We have children for many reasons. For some, it is just what you do. For some, it is an inner desire. For some it is to create a new being out of your love with another person. For some it is to bring joy to our lives. And for some … it just happened.
Once we do have our own children, whatever reasons we had for having them need to disappear, as their desires and wants need to forever trump our own, for the rest of their lives.
The following video shows a clip of a famous (at least Youtube famous) story about two young and impulsive men who purchased a lion cub from Harrods of London many years ago. It tells of how they cared for him, and that the life they gave the cub was, obvious in the video, a joy filled experience. Their decision to raise a lion cub was quite an enormous responsibility, one that they (like us in our quest to have a child), perhaps, had not understood fully when they made that decision.

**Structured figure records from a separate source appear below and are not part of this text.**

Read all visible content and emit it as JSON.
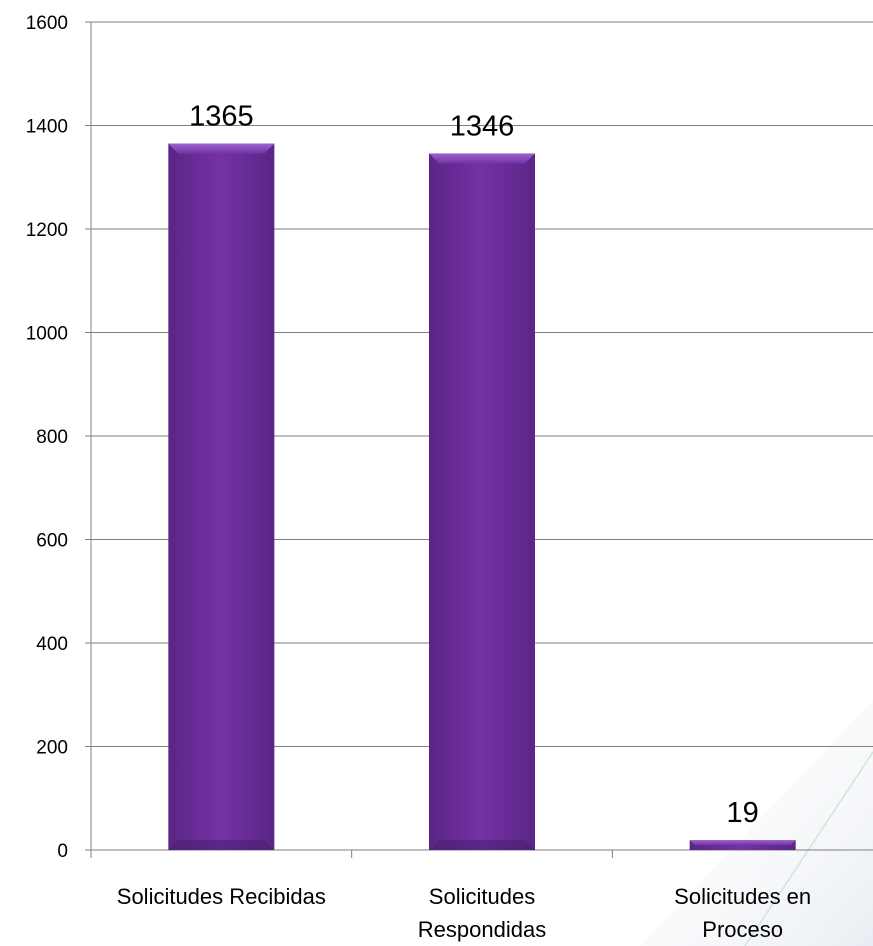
{
  "chart_data": {
    "type": "bar",
    "title": "",
    "xlabel": "",
    "ylabel": "",
    "categories": [
      [
        "Solicitudes Recibidas"
      ],
      [
        "Solicitudes",
        "Respondidas"
      ],
      [
        "Solicitudes en",
        "Proceso"
      ]
    ],
    "values": [
      1365,
      1346,
      19
    ],
    "data_labels": [
      "1365",
      "1346",
      "19"
    ],
    "ylim": [
      0,
      1600
    ],
    "yticks": [
      0,
      200,
      400,
      600,
      800,
      1000,
      1200,
      1400,
      1600
    ],
    "grid": true,
    "legend": "none",
    "colors": {
      "bar_fill": "#6b2f9b",
      "bar_light": "#8a4fc0",
      "bar_dark": "#4a1d70",
      "grid": "#7f7f7f",
      "axis": "#7f7f7f"
    }
  }
}
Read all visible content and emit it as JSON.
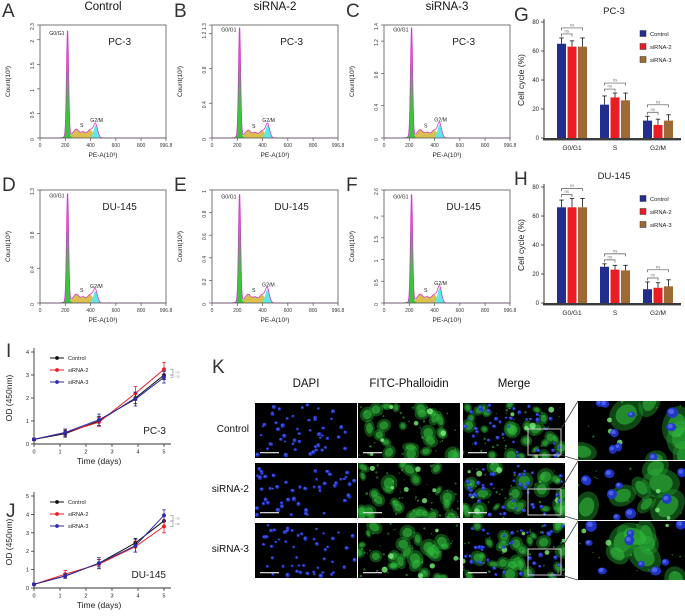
{
  "figure": {
    "background": "#ffffff"
  },
  "palette": {
    "g0g1_fill": "#3cc43c",
    "s_fill": "#d9c050",
    "g2m_fill": "#5fe8e8",
    "outline": "#cf3ccf",
    "navy": "#232e8c",
    "red": "#ec1c24",
    "brown": "#9e6a33"
  },
  "chart_data": [
    {
      "panel": "A",
      "type": "histogram",
      "title": "Control",
      "cell_line": "PC-3",
      "xlabel": "PE-A(10³)",
      "ylabel": "Count(10³)",
      "x_ticks": [
        0,
        200,
        400,
        600,
        800,
        996.8
      ],
      "y_ticks": [
        0,
        0.5,
        1,
        1.5,
        2,
        2.3
      ],
      "xlim": [
        0,
        996.8
      ],
      "ylim": [
        0,
        2.3
      ],
      "phase_labels": [
        "G0/G1",
        "S",
        "G2/M"
      ],
      "g0g1_peak_x": 218,
      "g0g1_count": 2.2,
      "s_count": 0.14,
      "g2m_peak_x": 440,
      "g2m_count": 0.26
    },
    {
      "panel": "B",
      "type": "histogram",
      "title": "siRNA-2",
      "cell_line": "PC-3",
      "xlabel": "PE-A(10³)",
      "ylabel": "Count(10³)",
      "x_ticks": [
        0,
        200,
        400,
        600,
        800,
        996.8
      ],
      "y_ticks": [
        0,
        0.4,
        0.8,
        1.2,
        1.3
      ],
      "xlim": [
        0,
        996.8
      ],
      "ylim": [
        0,
        1.3
      ],
      "phase_labels": [
        "G0/G1",
        "S",
        "G2/M"
      ],
      "g0g1_peak_x": 218,
      "g0g1_count": 1.28,
      "s_count": 0.07,
      "g2m_peak_x": 440,
      "g2m_count": 0.15
    },
    {
      "panel": "C",
      "type": "histogram",
      "title": "siRNA-3",
      "cell_line": "PC-3",
      "xlabel": "PE-A(10³)",
      "ylabel": "Count(10³)",
      "x_ticks": [
        0,
        200,
        400,
        600,
        800,
        996.8
      ],
      "y_ticks": [
        0,
        0.4,
        0.8,
        1.2,
        1.4
      ],
      "xlim": [
        0,
        996.8
      ],
      "ylim": [
        0,
        1.4
      ],
      "phase_labels": [
        "G0/G1",
        "S",
        "G2/M"
      ],
      "g0g1_peak_x": 218,
      "g0g1_count": 1.38,
      "s_count": 0.08,
      "g2m_peak_x": 440,
      "g2m_count": 0.17
    },
    {
      "panel": "D",
      "type": "histogram",
      "title": "",
      "cell_line": "DU-145",
      "xlabel": "PE-A(10³)",
      "ylabel": "Count(10³)",
      "x_ticks": [
        0,
        200,
        400,
        600,
        800,
        996.8
      ],
      "y_ticks": [
        0,
        0.4,
        0.8,
        1.3
      ],
      "xlim": [
        0,
        996.8
      ],
      "ylim": [
        0,
        1.3
      ],
      "phase_labels": [
        "G0/G1",
        "S",
        "G2/M"
      ],
      "g0g1_peak_x": 218,
      "g0g1_count": 1.27,
      "s_count": 0.08,
      "g2m_peak_x": 438,
      "g2m_count": 0.14
    },
    {
      "panel": "E",
      "type": "histogram",
      "title": "",
      "cell_line": "DU-145",
      "xlabel": "PE-A(10³)",
      "ylabel": "Count(10³)",
      "x_ticks": [
        0,
        200,
        400,
        600,
        800,
        996.8
      ],
      "y_ticks": [
        0,
        0.2,
        0.4,
        0.6,
        0.8,
        1
      ],
      "xlim": [
        0,
        996.8
      ],
      "ylim": [
        0,
        1.0
      ],
      "phase_labels": [
        "G0/G1",
        "S",
        "G2/M"
      ],
      "g0g1_peak_x": 218,
      "g0g1_count": 0.97,
      "s_count": 0.06,
      "g2m_peak_x": 438,
      "g2m_count": 0.12
    },
    {
      "panel": "F",
      "type": "histogram",
      "title": "",
      "cell_line": "DU-145",
      "xlabel": "PE-A(10³)",
      "ylabel": "Count(10³)",
      "x_ticks": [
        0,
        200,
        400,
        600,
        800,
        996.8
      ],
      "y_ticks": [
        0,
        0.5,
        1,
        1.5,
        2,
        2.6
      ],
      "xlim": [
        0,
        996.8
      ],
      "ylim": [
        0,
        2.6
      ],
      "phase_labels": [
        "G0/G1",
        "S",
        "G2/M"
      ],
      "g0g1_peak_x": 218,
      "g0g1_count": 2.52,
      "s_count": 0.16,
      "g2m_peak_x": 440,
      "g2m_count": 0.35
    },
    {
      "panel": "G",
      "type": "bar",
      "title": "PC-3",
      "ylabel": "Cell cycle (%)",
      "categories": [
        "G0/G1",
        "S",
        "G2/M"
      ],
      "y_ticks": [
        0,
        20,
        40,
        60,
        80
      ],
      "ylim": [
        0,
        80
      ],
      "sig_label": "ns",
      "series": [
        {
          "name": "Control",
          "color": "#232e8c",
          "values": [
            65,
            23,
            12
          ],
          "errors": [
            4,
            6,
            3
          ]
        },
        {
          "name": "siRNA-2",
          "color": "#ec1c24",
          "values": [
            63,
            28,
            9
          ],
          "errors": [
            4,
            3,
            4
          ]
        },
        {
          "name": "siRNA-3",
          "color": "#9e6a33",
          "values": [
            63,
            26,
            12
          ],
          "errors": [
            6,
            5,
            4
          ]
        }
      ]
    },
    {
      "panel": "H",
      "type": "bar",
      "title": "DU-145",
      "ylabel": "Cell cycle (%)",
      "categories": [
        "G0/G1",
        "S",
        "G2/M"
      ],
      "y_ticks": [
        0,
        20,
        40,
        60,
        80
      ],
      "ylim": [
        0,
        80
      ],
      "sig_label": "ns",
      "series": [
        {
          "name": "Control",
          "color": "#232e8c",
          "values": [
            66,
            25,
            9.5
          ],
          "errors": [
            5,
            2,
            5
          ]
        },
        {
          "name": "siRNA-2",
          "color": "#ec1c24",
          "values": [
            66,
            23,
            10.5
          ],
          "errors": [
            6,
            3,
            3.5
          ]
        },
        {
          "name": "siRNA-3",
          "color": "#9e6a33",
          "values": [
            66,
            22.5,
            11.5
          ],
          "errors": [
            6,
            3.5,
            4.5
          ]
        }
      ]
    },
    {
      "panel": "I",
      "type": "line",
      "cell_line": "PC-3",
      "xlabel": "Time (days)",
      "ylabel": "OD (450nm)",
      "x": [
        0,
        1.2,
        2.5,
        3.9,
        5
      ],
      "x_ticks": [
        0,
        1,
        2,
        3,
        4,
        5
      ],
      "y_ticks": [
        0,
        1,
        2,
        3,
        4
      ],
      "ylim": [
        0,
        4
      ],
      "end_sig_labels": [
        "ns",
        "ns"
      ],
      "series": [
        {
          "name": "Control",
          "color": "#111111",
          "values": [
            0.2,
            0.45,
            1.0,
            2.0,
            3.0
          ],
          "errors": [
            0.05,
            0.15,
            0.2,
            0.25,
            0.2
          ]
        },
        {
          "name": "siRNA-2",
          "color": "#ec1c24",
          "values": [
            0.2,
            0.5,
            0.95,
            2.2,
            3.25
          ],
          "errors": [
            0.05,
            0.15,
            0.2,
            0.3,
            0.3
          ]
        },
        {
          "name": "siRNA-3",
          "color": "#2b2ba6",
          "values": [
            0.2,
            0.5,
            1.05,
            1.95,
            2.9
          ],
          "errors": [
            0.05,
            0.15,
            0.25,
            0.3,
            0.25
          ]
        }
      ]
    },
    {
      "panel": "J",
      "type": "line",
      "cell_line": "DU-145",
      "xlabel": "Time (days)",
      "ylabel": "OD (450nm)",
      "x": [
        0,
        1.2,
        2.5,
        3.9,
        5
      ],
      "x_ticks": [
        0,
        1,
        2,
        3,
        4,
        5
      ],
      "y_ticks": [
        0,
        1,
        2,
        3,
        4,
        5
      ],
      "ylim": [
        0,
        5
      ],
      "end_sig_labels": [
        "ns",
        "ns"
      ],
      "series": [
        {
          "name": "Control",
          "color": "#111111",
          "values": [
            0.2,
            0.65,
            1.35,
            2.45,
            3.65
          ],
          "errors": [
            0.05,
            0.12,
            0.2,
            0.25,
            0.3
          ]
        },
        {
          "name": "siRNA-2",
          "color": "#ec1c24",
          "values": [
            0.2,
            0.75,
            1.3,
            2.25,
            3.35
          ],
          "errors": [
            0.05,
            0.2,
            0.25,
            0.3,
            0.35
          ]
        },
        {
          "name": "siRNA-3",
          "color": "#2b2ba6",
          "values": [
            0.2,
            0.65,
            1.35,
            2.3,
            3.95
          ],
          "errors": [
            0.05,
            0.12,
            0.3,
            0.35,
            0.3
          ]
        }
      ]
    }
  ],
  "microscopy": {
    "panel": "K",
    "column_headers": [
      "DAPI",
      "FITC-Phalloidin",
      "Merge"
    ],
    "row_labels": [
      "Control",
      "siRNA-2",
      "siRNA-3"
    ],
    "colors": {
      "nucleus_blue": "#2135cf",
      "actin_green": "#1d8f2a",
      "background": "#000000"
    }
  }
}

Now tell me animals do not form bonds, and do not express emotion! What a beautiful reunion of the lion who was chosen raised and saved by the two men who chose to raise, and then let go of the cub, for his own good. Really it was in their letting go of their lion that gave Christian life as he was intended to have it.
Often, as parents, we have a plan for the lives of our children, from even before they are conceived. We hope for their future, we try to protect them from harm, we lead them in directions that we deem best for them. I do believe that the intentions of most of us as parents are pure and good. But, we can be living vicariously through our kids. Or, maybe our kids are hindered to progress in their own lives, because we neglect to let them go.

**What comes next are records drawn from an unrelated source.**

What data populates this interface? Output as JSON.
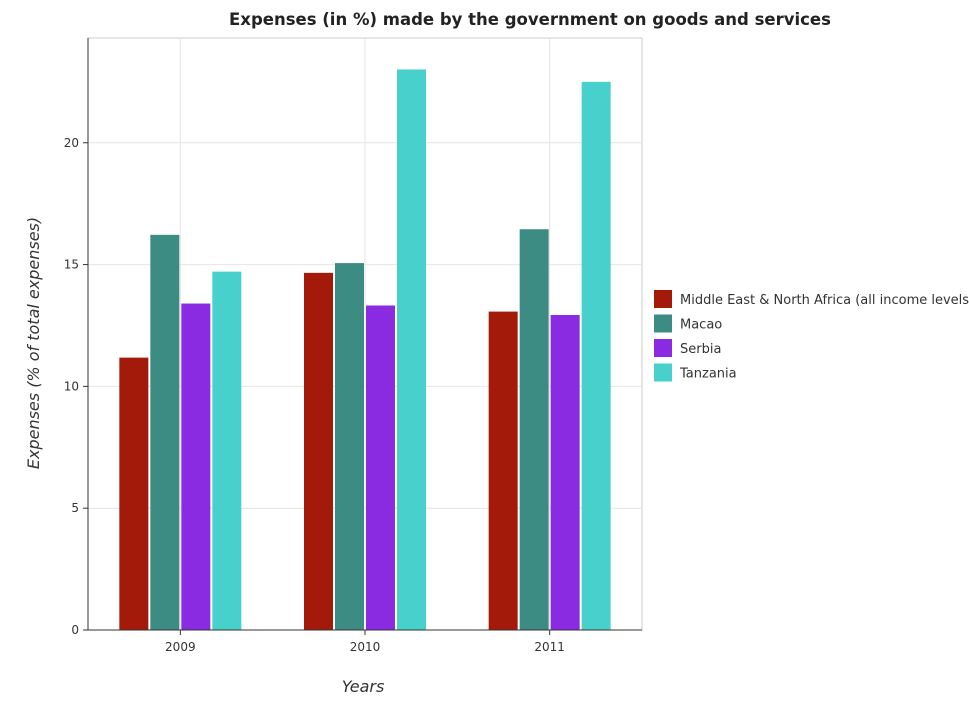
{
  "chart_data": {
    "type": "bar",
    "title": "Expenses (in %) made by the government on goods and services",
    "xlabel": "Years",
    "ylabel": "Expenses (% of total expenses)",
    "categories": [
      "2009",
      "2010",
      "2011"
    ],
    "ylim": [
      0,
      24.3
    ],
    "yticks": [
      0,
      5,
      10,
      15,
      20
    ],
    "grid": true,
    "legend_position": "right",
    "series": [
      {
        "name": "Middle East & North Africa (all income levels)",
        "color": "#a31a0a",
        "values": [
          11.18,
          14.66,
          13.07
        ]
      },
      {
        "name": "Macao",
        "color": "#3d8c84",
        "values": [
          16.22,
          15.06,
          16.45
        ]
      },
      {
        "name": "Serbia",
        "color": "#8a2be2",
        "values": [
          13.4,
          13.32,
          12.93
        ]
      },
      {
        "name": "Tanzania",
        "color": "#48d1cc",
        "values": [
          14.71,
          23.01,
          22.5
        ]
      }
    ]
  }
}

It is in that letting go that avails us to beautiful reunions, when they chose to return and share with us, as parents, the joys and sorrows of their independent lives. The story of Christian the lion, and, more importantly, the men who purchased him, tells of the joy of giving freedom to those we love.

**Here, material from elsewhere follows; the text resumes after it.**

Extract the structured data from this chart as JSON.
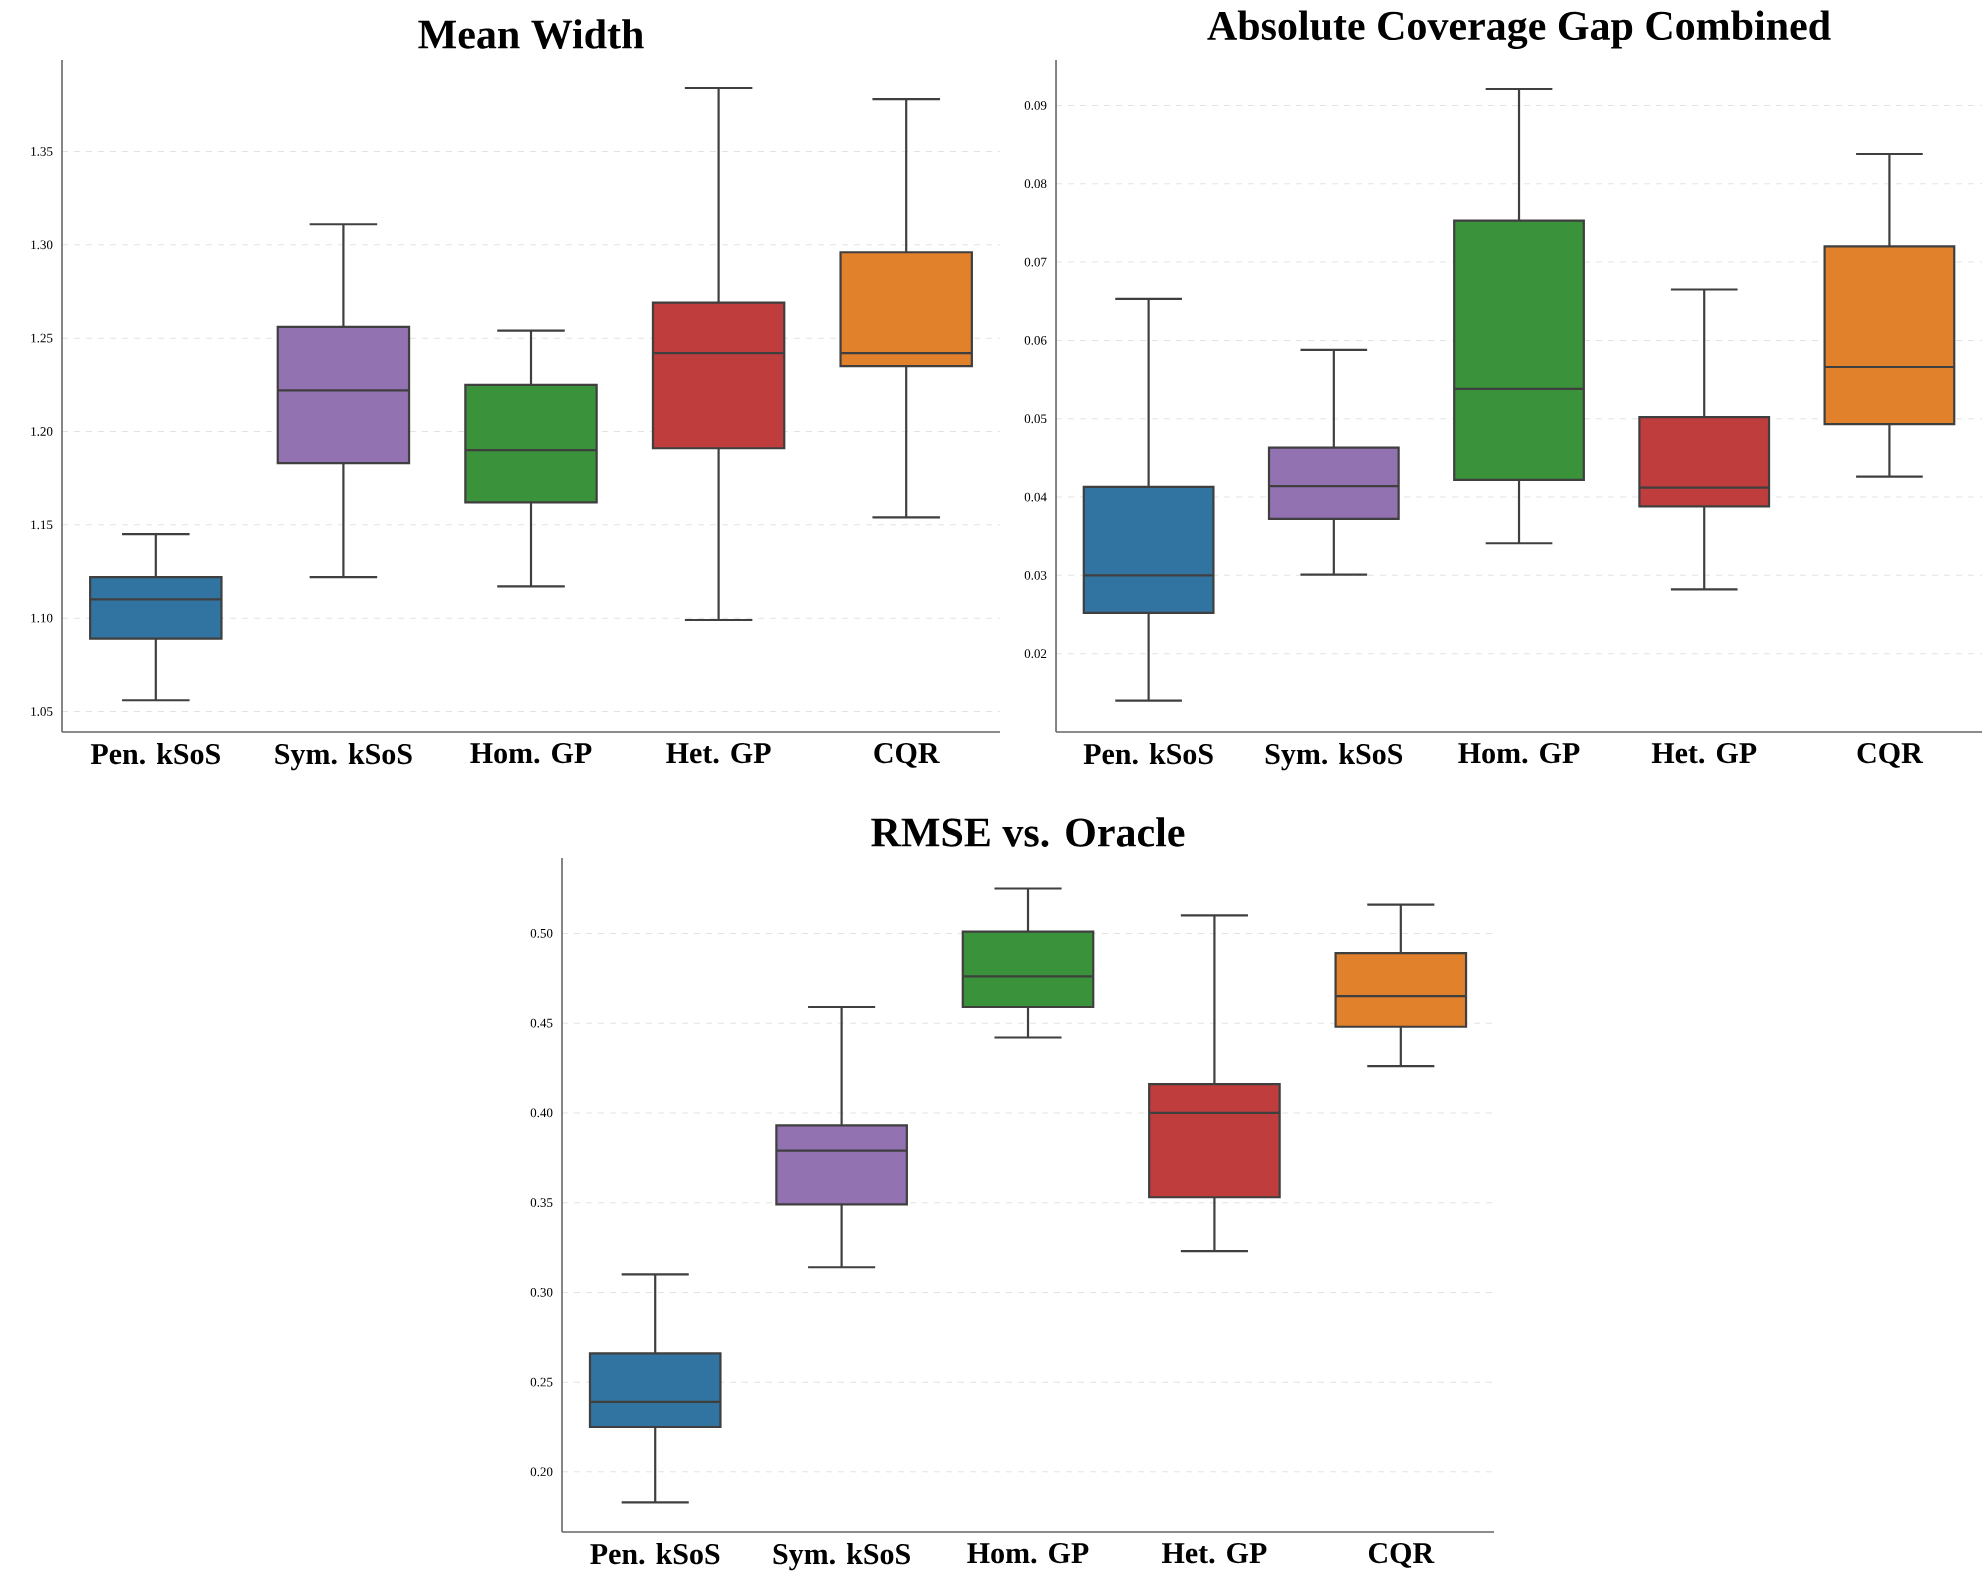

It is a challenge to let go of our children. It is a challenge to not see them as our possessions … something we hold, and keep to ourselves. It is not a natural thing to let our children go off and live their lives independent of ourselves. But it is in granting that freedom that we allow them to have the greatest success, the greatest freedom to be who they were created to be.
In a second, and last visit of John and Ace to Christian, in Kenya, they reflected on how far ‘their’ lion had come, “he was no longer dependent on any of us, and that was the most wonderful success … John and Ace are convinced that they did the right thing, giving him back his freedom.”
“Point your kids in the right direction—
when they’re old they won’t be lost.”